Short version of my question: I'm interested in the following fact.
If $m,n$ are odd integers, then $m/n$ can be written as the ratio of two numbers of the form $\sum_{j=0}^\ell \epsilon_j 4^j$, where $\epsilon_j \in \{-1,0,1\}$.
More background:
Let $A = \{0,1,4,5,16,\ldots\}$ be the set of nonnegative integers whose base 4 expansion contains only the digits 0 and 1.
Given a number $r \in \mathbb Q \setminus \{0\}$, there is a unique way (up to sign) to write $r = 4^k \frac{m}{n}$, where (1) $k \in \mathbb Z$, (2) $m$ and $n$ are not divisible by 4, and (3) $\gcd(m, n) = 1$.
Then the following is true:
Theorem: Let $r \in \mathbb Q \setminus \{0\}$. Then $r \in \frac{A-A}{A-A} = \{ \frac{a-b}{c-d} ~|~ a,b,c,d \in A\}$ if and only if both $m$ and $n$ are odd.
The "only if" direction can be proved easily with elementary number theory. (Every nonzero element of $A-A$ contains an even number of factors of $2$.)
For the "if" direction, the only proof I know is in Section 10.3 of Mattila's Fourier Analysis and Hausdorff Dimension (and is based on Kenyon's 1997 paper Projecting the one-dimensional Sierpinski gasket).
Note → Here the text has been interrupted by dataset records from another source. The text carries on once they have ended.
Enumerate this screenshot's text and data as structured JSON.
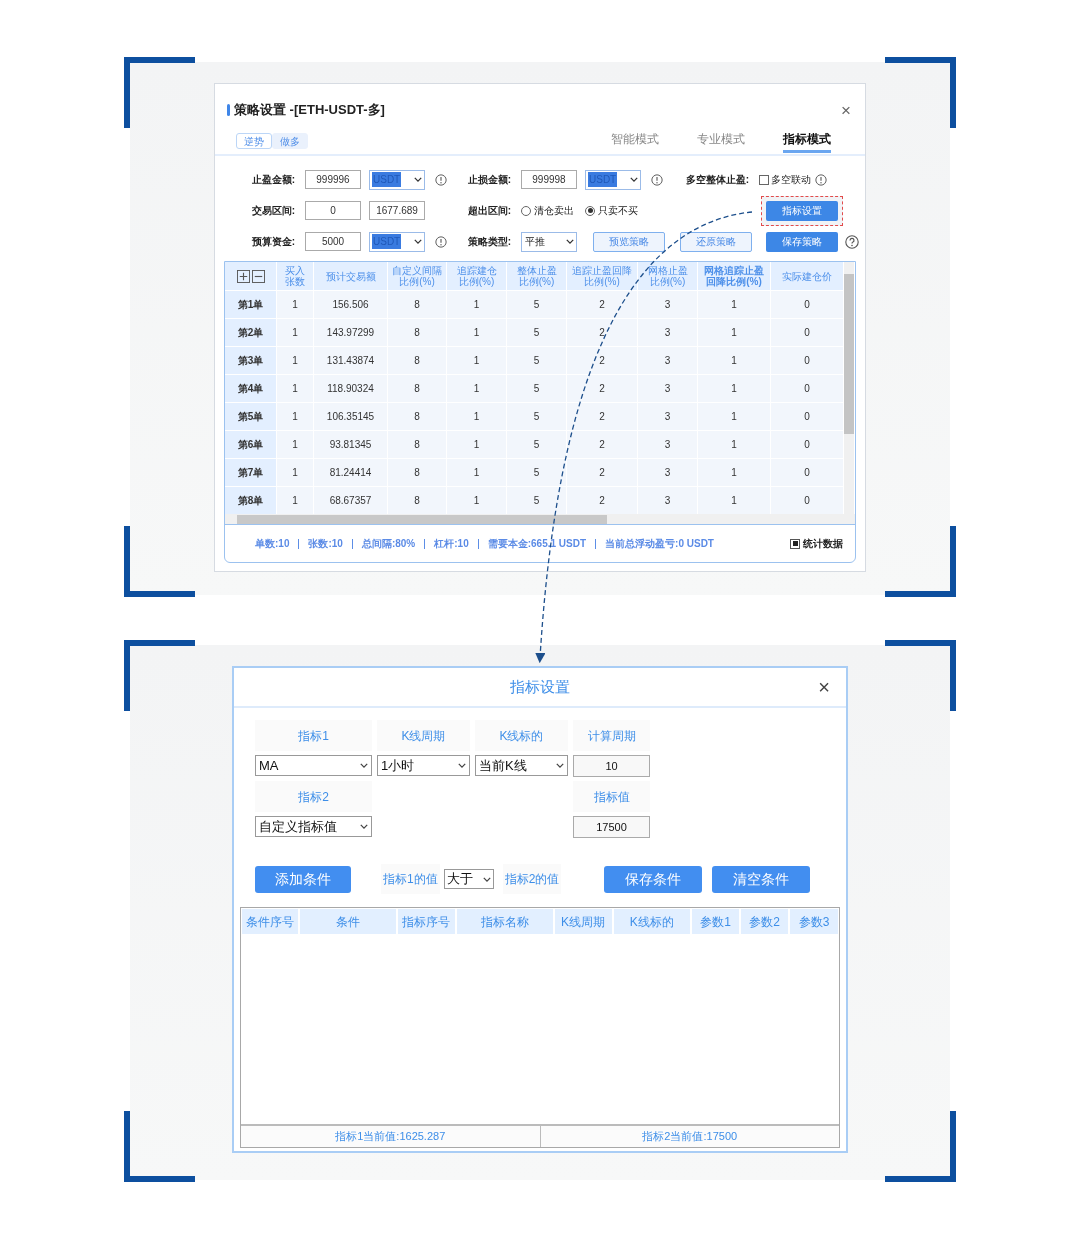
{
  "strategy_dialog": {
    "title": "策略设置 -[ETH-USDT-多]",
    "close": "×",
    "tags": [
      {
        "label": "逆势",
        "selected": true
      },
      {
        "label": "做多",
        "selected": false
      }
    ],
    "modes": [
      {
        "label": "智能模式",
        "selected": false
      },
      {
        "label": "专业模式",
        "selected": false
      },
      {
        "label": "指标模式",
        "selected": true
      }
    ],
    "form_rows": [
      [
        {
          "kind": "label",
          "text": "止盈金额:"
        },
        {
          "kind": "input",
          "value": "999996"
        },
        {
          "kind": "select",
          "value": "USDT",
          "highlighted": true
        },
        {
          "kind": "info"
        },
        {
          "kind": "label",
          "text": "止损金额:"
        },
        {
          "kind": "input",
          "value": "999998"
        },
        {
          "kind": "select",
          "value": "USDT",
          "highlighted": true
        },
        {
          "kind": "info"
        },
        {
          "kind": "label",
          "text": "多空整体止盈:"
        },
        {
          "kind": "checkbox",
          "label": "多空联动",
          "checked": false
        },
        {
          "kind": "info"
        }
      ],
      [
        {
          "kind": "label",
          "text": "交易区间:"
        },
        {
          "kind": "input",
          "value": "0"
        },
        {
          "kind": "input",
          "value": "1677.689"
        },
        {
          "kind": "label",
          "text": "超出区间:"
        },
        {
          "kind": "radio",
          "label": "清仓卖出",
          "selected": false
        },
        {
          "kind": "radio",
          "label": "只卖不买",
          "selected": true
        },
        {
          "kind": "primary_button",
          "label": "指标设置",
          "highlighted": true
        }
      ],
      [
        {
          "kind": "label",
          "text": "预算资金:"
        },
        {
          "kind": "input",
          "value": "5000"
        },
        {
          "kind": "select",
          "value": "USDT",
          "highlighted": true
        },
        {
          "kind": "info"
        },
        {
          "kind": "label",
          "text": "策略类型:"
        },
        {
          "kind": "select",
          "value": "平推",
          "highlighted": false
        },
        {
          "kind": "outline_button",
          "label": "预览策略",
          "highlighted": false
        },
        {
          "kind": "outline_button",
          "label": "还原策略",
          "highlighted": false
        },
        {
          "kind": "primary_button",
          "label": "保存策略",
          "highlighted": false
        },
        {
          "kind": "help"
        }
      ]
    ],
    "table": {
      "columns": [
        {
          "label": "买入张数",
          "bold": false
        },
        {
          "label": "预计交易额",
          "bold": false
        },
        {
          "label": "自定义间隔比例(%)",
          "bold": false
        },
        {
          "label": "追踪建仓比例(%)",
          "bold": false
        },
        {
          "label": "整体止盈比例(%)",
          "bold": false
        },
        {
          "label": "追踪止盈回降比例(%)",
          "bold": false
        },
        {
          "label": "网格止盈比例(%)",
          "bold": false
        },
        {
          "label": "网格追踪止盈回降比例(%)",
          "bold": true
        },
        {
          "label": "实际建仓价",
          "bold": false
        }
      ],
      "rows": [
        {
          "label": "第1单",
          "cells": [
            "1",
            "156.506",
            "8",
            "1",
            "5",
            "2",
            "3",
            "1",
            "0"
          ]
        },
        {
          "label": "第2单",
          "cells": [
            "1",
            "143.97299",
            "8",
            "1",
            "5",
            "2",
            "3",
            "1",
            "0"
          ]
        },
        {
          "label": "第3单",
          "cells": [
            "1",
            "131.43874",
            "8",
            "1",
            "5",
            "2",
            "3",
            "1",
            "0"
          ]
        },
        {
          "label": "第4单",
          "cells": [
            "1",
            "118.90324",
            "8",
            "1",
            "5",
            "2",
            "3",
            "1",
            "0"
          ]
        },
        {
          "label": "第5单",
          "cells": [
            "1",
            "106.35145",
            "8",
            "1",
            "5",
            "2",
            "3",
            "1",
            "0"
          ]
        },
        {
          "label": "第6单",
          "cells": [
            "1",
            "93.81345",
            "8",
            "1",
            "5",
            "2",
            "3",
            "1",
            "0"
          ]
        },
        {
          "label": "第7单",
          "cells": [
            "1",
            "81.24414",
            "8",
            "1",
            "5",
            "2",
            "3",
            "1",
            "0"
          ]
        },
        {
          "label": "第8单",
          "cells": [
            "1",
            "68.67357",
            "8",
            "1",
            "5",
            "2",
            "3",
            "1",
            "0"
          ]
        }
      ]
    },
    "stats": [
      "单数:10",
      "张数:10",
      "总间隔:80%",
      "杠杆:10",
      "需要本金:665.1 USDT",
      "当前总浮动盈亏:0 USDT"
    ],
    "stats_checkbox": {
      "label": "统计数据",
      "checked": true
    }
  },
  "indicator_dialog": {
    "title": "指标设置",
    "close": "×",
    "fields": [
      {
        "label": "指标1",
        "kind": "select",
        "value": "MA"
      },
      {
        "label": "K线周期",
        "kind": "select",
        "value": "1小时"
      },
      {
        "label": "K线标的",
        "kind": "select",
        "value": "当前K线"
      },
      {
        "label": "计算周期",
        "kind": "input",
        "value": "10"
      },
      {
        "label": "指标2",
        "kind": "select",
        "value": "自定义指标值"
      },
      {
        "label": "指标值",
        "kind": "input",
        "value": "17500"
      }
    ],
    "add_button": "添加条件",
    "compare_left": "指标1的值",
    "compare_op": "大于",
    "compare_right": "指标2的值",
    "save_button": "保存条件",
    "clear_button": "清空条件",
    "columns": [
      "条件序号",
      "条件",
      "指标序号",
      "指标名称",
      "K线周期",
      "K线标的",
      "参数1",
      "参数2",
      "参数3"
    ],
    "footer": [
      "指标1当前值:1625.287",
      "指标2当前值:17500"
    ]
  }
}
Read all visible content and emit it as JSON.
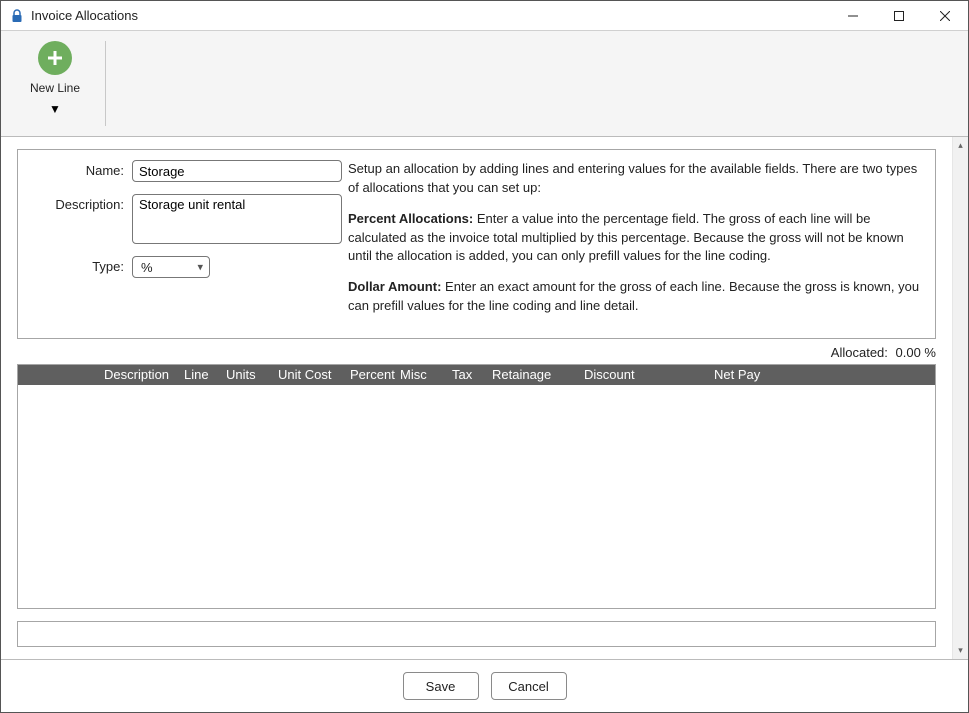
{
  "window": {
    "title": "Invoice Allocations"
  },
  "toolbar": {
    "new_line_label": "New Line"
  },
  "form": {
    "name_label": "Name:",
    "name_value": "Storage",
    "description_label": "Description:",
    "description_value": "Storage unit rental",
    "type_label": "Type:",
    "type_value": "%"
  },
  "help": {
    "intro": "Setup an allocation by adding lines and entering values for the available fields. There are two types of allocations that you can set up:",
    "percent_title": "Percent Allocations:",
    "percent_body": " Enter a value into the percentage field. The gross of each line will be calculated as the invoice total multiplied by this percentage. Because the gross will not be known until the allocation is added, you can only prefill values for the line coding.",
    "dollar_title": "Dollar Amount:",
    "dollar_body": " Enter an exact amount for the gross of each line. Because the gross is known, you can prefill values for the line coding and line detail."
  },
  "allocated": {
    "label": "Allocated:",
    "value": "0.00 %"
  },
  "grid": {
    "columns": {
      "description": "Description",
      "line": "Line",
      "units": "Units",
      "unit_cost": "Unit Cost",
      "percent": "Percent",
      "misc": "Misc",
      "tax": "Tax",
      "retainage": "Retainage",
      "discount": "Discount",
      "net_pay": "Net Pay"
    }
  },
  "footer": {
    "save": "Save",
    "cancel": "Cancel"
  }
}
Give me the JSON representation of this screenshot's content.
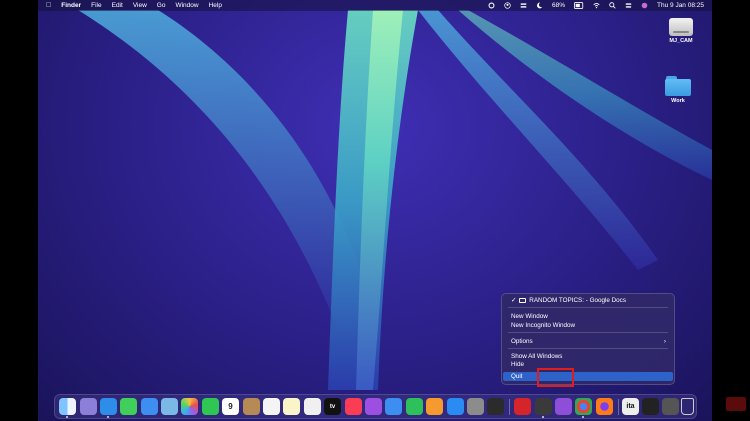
{
  "menubar": {
    "app_name": "Finder",
    "menus": [
      "File",
      "Edit",
      "View",
      "Go",
      "Window",
      "Help"
    ],
    "battery": "68%",
    "datetime": "Thu 9 Jan  08:25"
  },
  "desktop_icons": [
    {
      "label": "MJ_CAM",
      "icon": "drive-icon"
    },
    {
      "label": "Work",
      "icon": "folder-icon"
    }
  ],
  "context_menu": {
    "window_item": "RANDOM TOPICS: - Google Docs",
    "new_window": "New Window",
    "new_incognito": "New Incognito Window",
    "options": "Options",
    "options_arrow": "›",
    "show_all": "Show All Windows",
    "hide": "Hide",
    "quit": "Quit",
    "checkmark": "✓"
  },
  "dock": {
    "calendar_day": "9",
    "tv_label": "tv",
    "ita_label": "ita"
  },
  "colors": {
    "highlight": "#2d62c9",
    "annotation_box": "#e21b1b"
  }
}
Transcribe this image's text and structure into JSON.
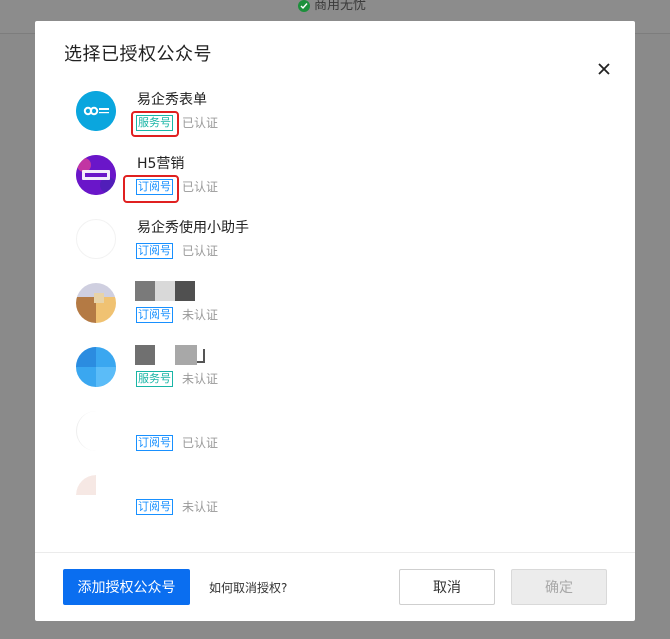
{
  "background": {
    "status_text": "商用无忧"
  },
  "dialog": {
    "title": "选择已授权公众号",
    "accounts": [
      {
        "name": "易企秀表单",
        "type": "服务号",
        "status": "已认证"
      },
      {
        "name": "H5营销",
        "type": "订阅号",
        "status": "已认证"
      },
      {
        "name": "易企秀使用小助手",
        "type": "订阅号",
        "status": "已认证"
      },
      {
        "name": "",
        "type": "订阅号",
        "status": "未认证"
      },
      {
        "name": "",
        "type": "服务号",
        "status": "未认证"
      },
      {
        "name": "",
        "type": "订阅号",
        "status": "已认证"
      },
      {
        "name": "",
        "type": "订阅号",
        "status": "未认证"
      }
    ],
    "footer": {
      "add_button": "添加授权公众号",
      "howto_link": "如何取消授权?",
      "cancel_button": "取消",
      "confirm_button": "确定"
    }
  },
  "colors": {
    "primary": "#0a6ef0",
    "service_tag": "#19b5a6",
    "subscribe_tag": "#1890ff",
    "highlight": "#e02020"
  }
}
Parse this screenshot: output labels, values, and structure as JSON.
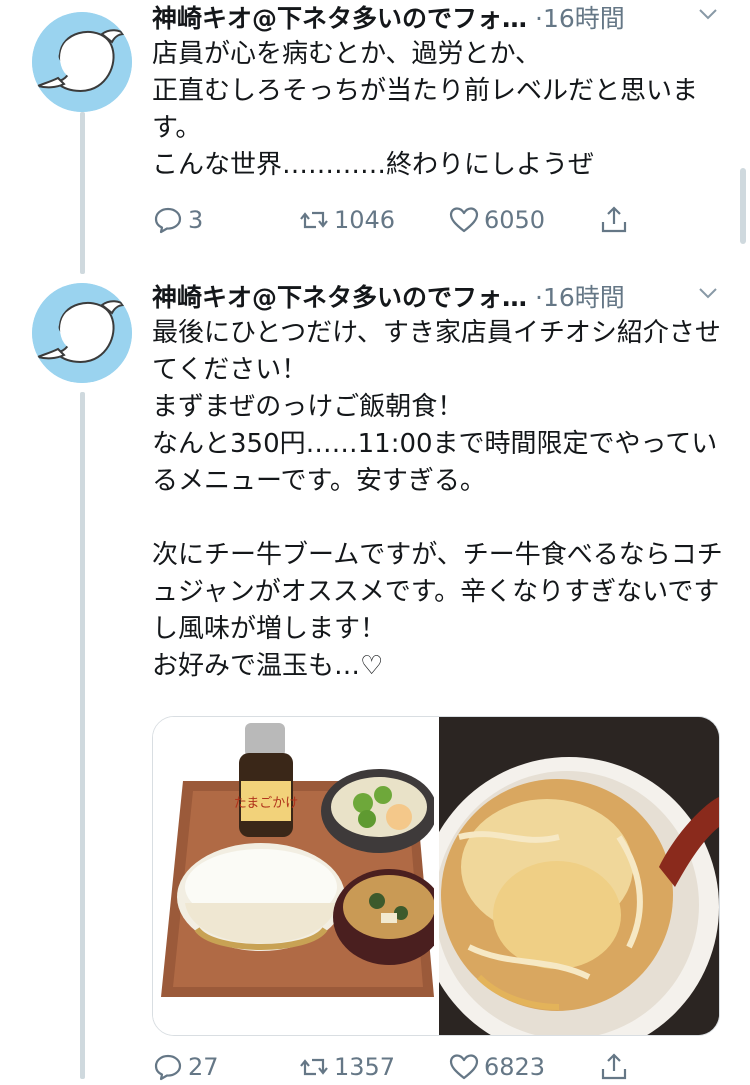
{
  "tweets": [
    {
      "author": "神崎キオ@下ネタ多いのでフォ…",
      "time": "·16時間",
      "text": "店員が心を病むとか、過労とか、\n正直むしろそっちが当たり前レベルだと思います。\nこんな世界…………終わりにしようぜ",
      "replies": "3",
      "retweets": "1046",
      "likes": "6050"
    },
    {
      "author": "神崎キオ@下ネタ多いのでフォ…",
      "time": "·16時間",
      "text": "最後にひとつだけ、すき家店員イチオシ紹介させてください！\nまずまぜのっけご飯朝食！\nなんと350円……11:00まで時間限定でやっているメニューです。安すぎる。\n\n次にチー牛ブームですが、チー牛食べるならコチュジャンがオススメです。辛くなりすぎないですし風味が増します！\nお好みで温玉も…♡",
      "replies": "27",
      "retweets": "1357",
      "likes": "6823"
    }
  ],
  "media": {
    "bottle_label": "たまごかけ"
  },
  "colors": {
    "text": "#14171a",
    "muted": "#657786",
    "thread_line": "#cfd9de",
    "avatar_bg": "#9ad3ef"
  },
  "icons": [
    "reply-icon",
    "retweet-icon",
    "like-icon",
    "share-icon",
    "chevron-down-icon"
  ]
}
The proof looks at the Fourier transforms of measures defined on projections of the four-corner Cantor set. Actually, the textbook proves something else, and the theorem I stated above is a corollary. This leads me to wonder if there is an easier proof of the "if" direction of the theorem above (e.g., via elementary number theory).